The output file is a .tsv file with log10 barcode counts on each barcode and whether it contains
counts in at least ``--minCount`` regions of the genome. Unlike other tools with similar options,
sincei splits the data in 100kb bins and reports whether or not a barcode has signal in those bins.
This way, barcodes with high counts, but present in only one genomic bin can also be filtered out.
In most cases, the output is same as the usual approach of filtering by total counts. The
``--rankPlot`` argument produces the familiar ``knee-plot`` of barcode counts.

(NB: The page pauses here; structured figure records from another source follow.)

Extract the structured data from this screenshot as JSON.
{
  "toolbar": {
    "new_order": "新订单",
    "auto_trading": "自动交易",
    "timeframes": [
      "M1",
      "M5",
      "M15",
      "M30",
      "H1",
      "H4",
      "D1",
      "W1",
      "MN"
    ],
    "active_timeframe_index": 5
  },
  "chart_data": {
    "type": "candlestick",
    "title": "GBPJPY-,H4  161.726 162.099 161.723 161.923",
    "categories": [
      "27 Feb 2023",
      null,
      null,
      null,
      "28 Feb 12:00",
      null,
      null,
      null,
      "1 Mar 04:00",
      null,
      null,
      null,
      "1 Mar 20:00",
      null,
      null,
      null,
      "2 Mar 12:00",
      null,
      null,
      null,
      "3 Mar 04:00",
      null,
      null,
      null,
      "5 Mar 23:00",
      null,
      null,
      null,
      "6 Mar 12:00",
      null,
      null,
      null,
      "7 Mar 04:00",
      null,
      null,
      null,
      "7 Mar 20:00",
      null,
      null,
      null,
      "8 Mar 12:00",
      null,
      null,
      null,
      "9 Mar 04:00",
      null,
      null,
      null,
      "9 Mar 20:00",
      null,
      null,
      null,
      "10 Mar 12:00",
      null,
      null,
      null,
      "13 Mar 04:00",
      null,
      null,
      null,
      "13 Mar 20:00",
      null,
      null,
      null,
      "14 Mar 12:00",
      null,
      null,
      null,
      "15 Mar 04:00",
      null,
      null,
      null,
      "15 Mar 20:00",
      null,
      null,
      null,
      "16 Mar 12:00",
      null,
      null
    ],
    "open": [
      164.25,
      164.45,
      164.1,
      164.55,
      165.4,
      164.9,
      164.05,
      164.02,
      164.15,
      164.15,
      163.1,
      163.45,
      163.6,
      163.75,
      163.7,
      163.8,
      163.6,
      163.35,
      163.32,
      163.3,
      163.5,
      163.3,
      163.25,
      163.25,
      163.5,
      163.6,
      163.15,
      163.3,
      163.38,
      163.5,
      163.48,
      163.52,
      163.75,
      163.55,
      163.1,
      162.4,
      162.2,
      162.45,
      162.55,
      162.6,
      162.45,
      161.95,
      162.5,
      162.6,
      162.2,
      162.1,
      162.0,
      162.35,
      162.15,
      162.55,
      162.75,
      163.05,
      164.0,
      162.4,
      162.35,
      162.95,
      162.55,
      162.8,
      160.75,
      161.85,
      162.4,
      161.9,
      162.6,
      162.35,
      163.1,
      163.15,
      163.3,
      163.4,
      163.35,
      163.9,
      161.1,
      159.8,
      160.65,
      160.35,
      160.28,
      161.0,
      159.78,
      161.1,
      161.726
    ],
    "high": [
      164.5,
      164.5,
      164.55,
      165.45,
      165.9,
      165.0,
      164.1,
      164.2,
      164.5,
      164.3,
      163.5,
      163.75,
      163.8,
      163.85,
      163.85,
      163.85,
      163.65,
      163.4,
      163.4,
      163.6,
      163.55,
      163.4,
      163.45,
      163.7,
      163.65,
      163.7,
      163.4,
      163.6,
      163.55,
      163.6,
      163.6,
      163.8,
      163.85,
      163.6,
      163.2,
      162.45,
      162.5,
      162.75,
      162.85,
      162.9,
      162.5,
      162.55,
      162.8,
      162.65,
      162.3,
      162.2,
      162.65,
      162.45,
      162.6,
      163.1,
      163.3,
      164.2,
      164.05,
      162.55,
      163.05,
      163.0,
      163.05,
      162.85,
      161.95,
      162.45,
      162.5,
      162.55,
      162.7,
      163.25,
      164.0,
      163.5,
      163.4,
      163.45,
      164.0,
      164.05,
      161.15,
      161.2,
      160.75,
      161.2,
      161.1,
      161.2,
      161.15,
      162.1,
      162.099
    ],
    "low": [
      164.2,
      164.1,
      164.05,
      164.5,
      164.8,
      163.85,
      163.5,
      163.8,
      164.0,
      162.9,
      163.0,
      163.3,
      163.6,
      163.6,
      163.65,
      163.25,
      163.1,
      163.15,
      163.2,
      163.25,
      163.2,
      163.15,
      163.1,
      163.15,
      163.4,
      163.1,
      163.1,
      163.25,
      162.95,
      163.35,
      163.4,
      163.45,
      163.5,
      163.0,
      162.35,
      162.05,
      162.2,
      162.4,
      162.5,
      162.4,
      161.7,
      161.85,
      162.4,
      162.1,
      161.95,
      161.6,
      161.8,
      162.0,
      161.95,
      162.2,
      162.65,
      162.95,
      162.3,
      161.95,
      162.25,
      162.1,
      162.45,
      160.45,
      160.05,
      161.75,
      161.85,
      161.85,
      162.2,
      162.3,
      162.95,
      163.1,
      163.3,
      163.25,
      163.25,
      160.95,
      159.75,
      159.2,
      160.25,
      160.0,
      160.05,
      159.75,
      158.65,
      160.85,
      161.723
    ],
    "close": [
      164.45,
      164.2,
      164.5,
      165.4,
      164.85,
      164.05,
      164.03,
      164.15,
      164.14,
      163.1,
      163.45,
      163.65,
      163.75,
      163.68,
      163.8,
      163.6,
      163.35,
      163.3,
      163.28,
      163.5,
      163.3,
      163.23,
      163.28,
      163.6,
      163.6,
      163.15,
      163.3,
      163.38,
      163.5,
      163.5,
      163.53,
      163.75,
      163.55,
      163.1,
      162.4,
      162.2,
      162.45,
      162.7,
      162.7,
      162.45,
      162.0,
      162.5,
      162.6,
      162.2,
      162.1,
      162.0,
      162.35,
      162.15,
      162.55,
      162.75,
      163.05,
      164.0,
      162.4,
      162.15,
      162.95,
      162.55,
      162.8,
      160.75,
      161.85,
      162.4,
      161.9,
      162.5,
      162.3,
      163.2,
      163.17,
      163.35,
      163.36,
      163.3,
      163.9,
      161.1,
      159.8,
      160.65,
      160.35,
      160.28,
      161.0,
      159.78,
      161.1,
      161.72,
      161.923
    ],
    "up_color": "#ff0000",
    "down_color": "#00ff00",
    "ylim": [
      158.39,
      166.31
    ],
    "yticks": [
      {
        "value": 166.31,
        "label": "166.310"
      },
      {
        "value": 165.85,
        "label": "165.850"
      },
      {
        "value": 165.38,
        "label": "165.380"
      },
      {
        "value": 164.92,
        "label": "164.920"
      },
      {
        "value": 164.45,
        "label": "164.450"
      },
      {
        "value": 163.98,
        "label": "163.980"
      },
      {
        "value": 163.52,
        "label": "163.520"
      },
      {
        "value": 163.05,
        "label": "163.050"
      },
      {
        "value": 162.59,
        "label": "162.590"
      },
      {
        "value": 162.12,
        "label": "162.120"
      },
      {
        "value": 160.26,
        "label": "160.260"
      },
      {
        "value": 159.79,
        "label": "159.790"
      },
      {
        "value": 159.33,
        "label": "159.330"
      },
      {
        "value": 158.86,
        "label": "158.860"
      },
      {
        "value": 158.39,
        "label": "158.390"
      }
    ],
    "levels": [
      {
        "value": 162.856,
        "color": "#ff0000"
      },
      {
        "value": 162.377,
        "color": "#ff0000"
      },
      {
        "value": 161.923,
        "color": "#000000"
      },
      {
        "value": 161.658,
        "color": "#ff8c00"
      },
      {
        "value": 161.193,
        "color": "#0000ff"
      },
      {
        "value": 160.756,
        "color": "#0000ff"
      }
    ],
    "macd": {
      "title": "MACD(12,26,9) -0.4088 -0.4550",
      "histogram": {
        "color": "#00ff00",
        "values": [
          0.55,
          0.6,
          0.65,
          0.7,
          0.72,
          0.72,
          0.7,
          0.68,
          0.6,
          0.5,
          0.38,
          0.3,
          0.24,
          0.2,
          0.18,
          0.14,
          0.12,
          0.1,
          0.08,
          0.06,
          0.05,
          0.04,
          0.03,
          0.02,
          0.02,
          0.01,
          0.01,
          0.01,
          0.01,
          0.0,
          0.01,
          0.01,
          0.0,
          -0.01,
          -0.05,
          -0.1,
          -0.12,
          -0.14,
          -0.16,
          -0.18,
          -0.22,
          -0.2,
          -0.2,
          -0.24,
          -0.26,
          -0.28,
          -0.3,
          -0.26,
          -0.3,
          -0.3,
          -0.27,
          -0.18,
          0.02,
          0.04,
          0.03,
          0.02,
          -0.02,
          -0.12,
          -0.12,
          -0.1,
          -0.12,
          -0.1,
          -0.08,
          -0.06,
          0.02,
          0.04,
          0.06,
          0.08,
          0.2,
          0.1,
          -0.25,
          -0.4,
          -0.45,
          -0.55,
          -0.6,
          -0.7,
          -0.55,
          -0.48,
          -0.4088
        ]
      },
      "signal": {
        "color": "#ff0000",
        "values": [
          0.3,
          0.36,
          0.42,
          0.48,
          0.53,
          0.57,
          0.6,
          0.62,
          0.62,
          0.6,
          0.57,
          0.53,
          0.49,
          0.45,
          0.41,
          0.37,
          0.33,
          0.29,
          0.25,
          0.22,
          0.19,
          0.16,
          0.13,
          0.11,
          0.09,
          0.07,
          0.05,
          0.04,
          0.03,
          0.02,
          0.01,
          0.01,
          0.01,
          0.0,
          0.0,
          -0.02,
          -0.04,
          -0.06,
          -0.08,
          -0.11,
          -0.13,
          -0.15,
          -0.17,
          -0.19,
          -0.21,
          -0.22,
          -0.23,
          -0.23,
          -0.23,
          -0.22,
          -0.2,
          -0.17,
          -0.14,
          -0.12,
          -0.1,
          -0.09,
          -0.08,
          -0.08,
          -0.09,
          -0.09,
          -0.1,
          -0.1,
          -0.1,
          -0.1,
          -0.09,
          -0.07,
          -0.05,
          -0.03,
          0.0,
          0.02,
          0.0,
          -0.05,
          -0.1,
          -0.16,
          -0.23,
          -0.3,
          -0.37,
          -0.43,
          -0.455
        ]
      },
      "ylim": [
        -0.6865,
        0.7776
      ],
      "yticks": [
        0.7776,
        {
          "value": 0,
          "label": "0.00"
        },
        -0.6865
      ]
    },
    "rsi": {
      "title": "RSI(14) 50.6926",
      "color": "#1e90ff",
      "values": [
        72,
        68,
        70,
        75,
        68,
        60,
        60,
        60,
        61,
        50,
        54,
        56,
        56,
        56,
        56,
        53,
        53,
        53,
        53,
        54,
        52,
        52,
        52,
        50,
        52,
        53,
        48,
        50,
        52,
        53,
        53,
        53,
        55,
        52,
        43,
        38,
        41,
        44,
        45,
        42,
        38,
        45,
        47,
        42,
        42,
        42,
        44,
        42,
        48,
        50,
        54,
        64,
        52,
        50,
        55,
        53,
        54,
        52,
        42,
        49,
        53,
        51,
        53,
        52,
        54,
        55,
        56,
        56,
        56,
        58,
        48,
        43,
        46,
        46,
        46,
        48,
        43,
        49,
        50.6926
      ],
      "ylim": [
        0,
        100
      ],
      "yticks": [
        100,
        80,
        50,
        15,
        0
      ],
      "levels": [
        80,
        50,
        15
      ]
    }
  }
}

We need a single-column file with the barcodes for later steps in the analysis. We can filter the
barcodes that pass the filtering criteria using simple command-line tools like ``awk`` as shown
above.

2. scATAC-seq analysis
----------------------

Follow :doc:`this tutorial <sincei_tutorial_10xATAC>` to learn how to analyze the scATAC-seq samples
of the data we just processed

3. scRNA-seq analysis
---------------------

Follow :doc:`this tutorial <sincei_tutorial_10xRNA>` to learn how to analyze the scRNA-seq samples
of the data we just processed.

4. Combined analysis of scATAC-seq and scRNA-seq data
-----------------------------------------------------

After analyzing the scATAC-seq and scRNA-seq data separately, we can combine the two data modalities
for a joint analysis. :ref:`scCombineCounts` can be used to combine the ``AnnData`` objects produced
in the two tutorials above into a ``MuData`` object that contains both modalities.

.. code:: bash

    scCombineCounts \
    -i sincei_output/atac/scCounts_atac_peaks_clustered.h5ad \
    sincei_output/rna/scCounts_rna_genes_clustered.h5ad \
    -o sincei_output/scCounts_10x_multiome_clustered.h5mu \
    --method multi-modal \
    --labels atac rna

This object can be used for further processing with other software like
`muon <https://muon.scverse.org/>`__.
..
    This object can then be used with our :doc:`modules/multimodalClustering` python module to perform
    joint clustering of the two data types. Follow :doc:`this tutorial <clustering_tutorial>` to learn
    how to perform joint clustering of multimodal data using sincei.

Notes
-----

Currently, sincei doesn't provide a method for **doublet estimation and removal**, which is an
important step in the analysis of droplet-based data. Instead, we use simpler filters of min and max
number of detected features per cell, which, to some extent mitigates this issue. However, this
could lead to some differences in results compared to the published data in used here. Despite this
difference, the major published cell types can be separated with sincei for both ATAC and RNA
fraction of the data, as shown in the 2 tutorials above.